= Ahmad Fatfat =

Lebanese politician

Ahmad Fatfat (أحمد فتفت) (born 28 March 1953) is a Lebanese politician from Danniyeh (Sîr ed Dannîyé), North Lebanon. He was the minister of youth and sports in the cabinet of Prime Minister Fouad Siniora. From February to November 2006 he was the interim interior minister. He is seen as being opposed to Syrian involvement in Lebanon.

==Early life and education==
Born to one of the biggest Sunni Muslim families in Sîr ed Dannîyé, Miniyeh–Danniyeh District, Fatfat holds a degree in medicine.

==Career==
Fatfat first emerged onto the Lebanese political scene as a candidate for the Lebanese Parliament in the first parliamentary elections in Lebanon after the end of the Lebanese civil war, in 1992. Fatfat failed to reach parliament that year, but succeeded in the next elections in 1996 with backing from Rafic Hariri and his Future Movement. Fatfat was re-elected to office in 2000, breaking into parliament as the highest vote-getter in his district of Dannyieh, North Lebanon.

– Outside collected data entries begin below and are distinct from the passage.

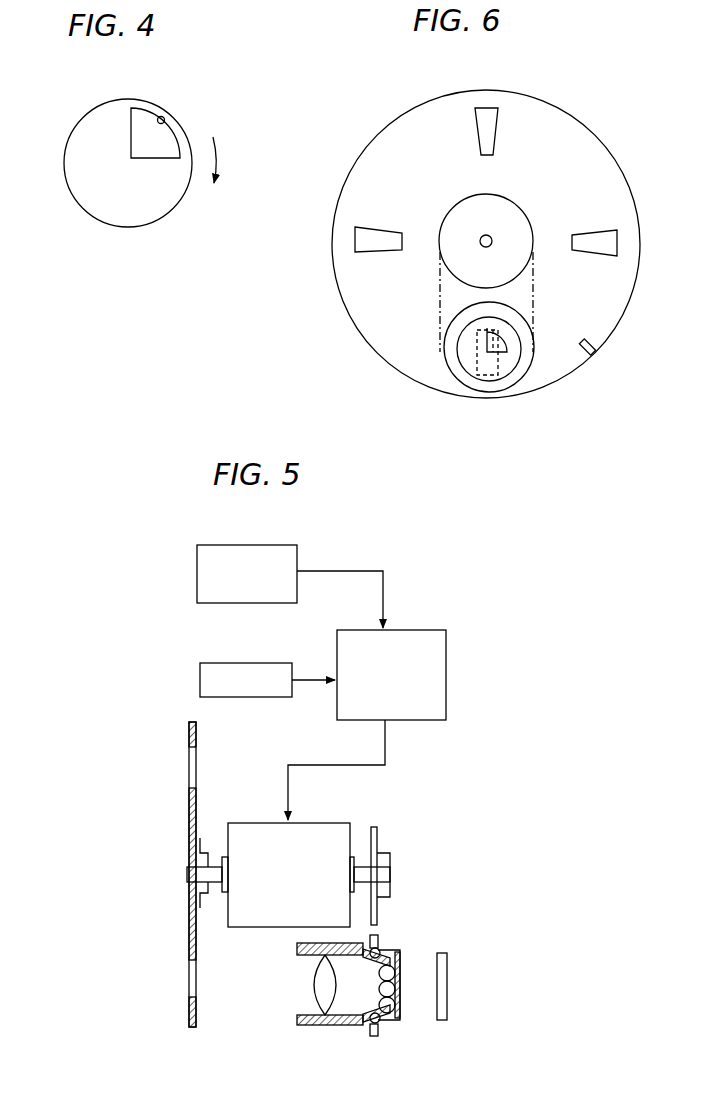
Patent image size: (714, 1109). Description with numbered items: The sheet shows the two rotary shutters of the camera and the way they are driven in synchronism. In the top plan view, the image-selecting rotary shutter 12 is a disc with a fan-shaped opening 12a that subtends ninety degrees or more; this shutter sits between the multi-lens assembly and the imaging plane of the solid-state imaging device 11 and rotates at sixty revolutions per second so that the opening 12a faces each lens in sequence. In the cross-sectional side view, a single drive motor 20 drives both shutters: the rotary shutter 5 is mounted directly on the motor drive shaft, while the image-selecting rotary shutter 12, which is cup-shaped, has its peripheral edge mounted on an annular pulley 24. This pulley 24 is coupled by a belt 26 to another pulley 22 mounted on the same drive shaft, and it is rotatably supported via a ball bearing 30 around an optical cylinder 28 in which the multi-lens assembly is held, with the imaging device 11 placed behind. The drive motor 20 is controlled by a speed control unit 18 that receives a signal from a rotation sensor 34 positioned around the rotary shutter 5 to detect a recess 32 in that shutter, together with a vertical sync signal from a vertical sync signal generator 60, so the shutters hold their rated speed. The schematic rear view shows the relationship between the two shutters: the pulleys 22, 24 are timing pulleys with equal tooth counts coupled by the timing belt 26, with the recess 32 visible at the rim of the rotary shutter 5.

In FIG. 4, the image-selecting rotary shutter 12 is at (51, 127).
In FIG. 5, the image-selecting rotary shutter 12 is at (400, 1015).
In FIG. 4, the opening 12a is at (164, 122).
In FIG. 6, the rotary shutter 5 is at (555, 106).
In FIG. 5, the rotary shutter 5 is at (189, 808).
In FIG. 6, the pulley 22 is at (530, 217).
In FIG. 5, the pulley 22 is at (378, 838).
In FIG. 6, the pulley 24 is at (527, 323).
In FIG. 5, the pulley 24 is at (383, 1030).
In FIG. 6, the belt 26 is at (440, 293).
In FIG. 6, the recess 32 is at (595, 350).
In FIG. 5, the vertical sync signal generator 60 is at (197, 571).
In FIG. 5, the speed control unit 18 is at (446, 652).
In FIG. 5, the rotation sensor 34 is at (200, 680).
In FIG. 5, the drive motor 20 is at (250, 823).
In FIG. 5, the ball bearing 30 is at (380, 948).
In FIG. 5, the optical cylinder 28 is at (325, 1027).
In FIG. 5, the solid-state imaging device 11 is at (447, 975).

As the Future Movement's candidate he defeated future vice prime minister Issam Fares with a large margin. Fatfat's activism and involvement with Hariri, and his more vocal role during the turbulent period following the assassination of Hariri, catapulted him along with all the March 14 Alliance candidates to a sweep of all of North Lebanon's 28 parliamentary seats.

In June 2005, Fatfat was appointed as the minister of youth and sports to Fouad Siniora's first cabinet. On 5 February 2006, after the resignation of Hassan Sabeh, he became interim interior minister, a position he held until 14 November of the same year when Sabeh reclaimed his office following the assassination of industry minister Pierre Amine Gemayel.

Following the burning of the Danish embassy and of several churches in East Beirut's Christian boroughs in February 2006 (at the time of the Jyllands-Posten Muhammad cartoons controversy), Fatfat accused "radical Shiite elements" and "Christian troublemakers allied with the Syrian regime". He later had to retract this statement when it turned out that all of the anti-Christian rioters arrested on that day by the Lebanese police were radical Sunni Islamists, many of them members of minister Fatfat's own Future Movement.

During the 2006 Israel-Lebanon conflict Minister Fatfat was accused of helping Israel forces in the south, but later the opposition ministers refused to move the accusation to trial which proved that this whole accusation was false." This episode is often ridiculed by Fatfat's political opponents. In the same year, Fatfat caused large controversy over his approval of Hizb ut-Tahrir's right to operate openly in Lebanon and call for the re-establishment of the Islamic Caliphate in the Islamic world.

On 15 June 2007, two Lebanese news anchors from the Lebanese television station NBN owned by Nabih Berri were sacked after being overheard saying that, in the wake of the murder of Walid Eido, Fatfat would "be next." Apparently unaware that their microphones were still on, a female news anchor was heard saying "Ahmed Fatfat will be next. I'm counting them off." When her male colleague tells her not to gloat, she replies "It's not gloating. But we've had enough of them." Clips of the incident have been shown widely on the internet. Ahmad Fatfat has said he fears for his life and plans to sue NBN.

In 2009 elections, Fatfat retained his parliamentary seat and remains member of the Future Movement Bloc and the parliamentary majority.

== Personal life ==
Ahmad Fatftat is married to Rola Nazih Mazloum and has two sons, Ziad and Sami Fatfat.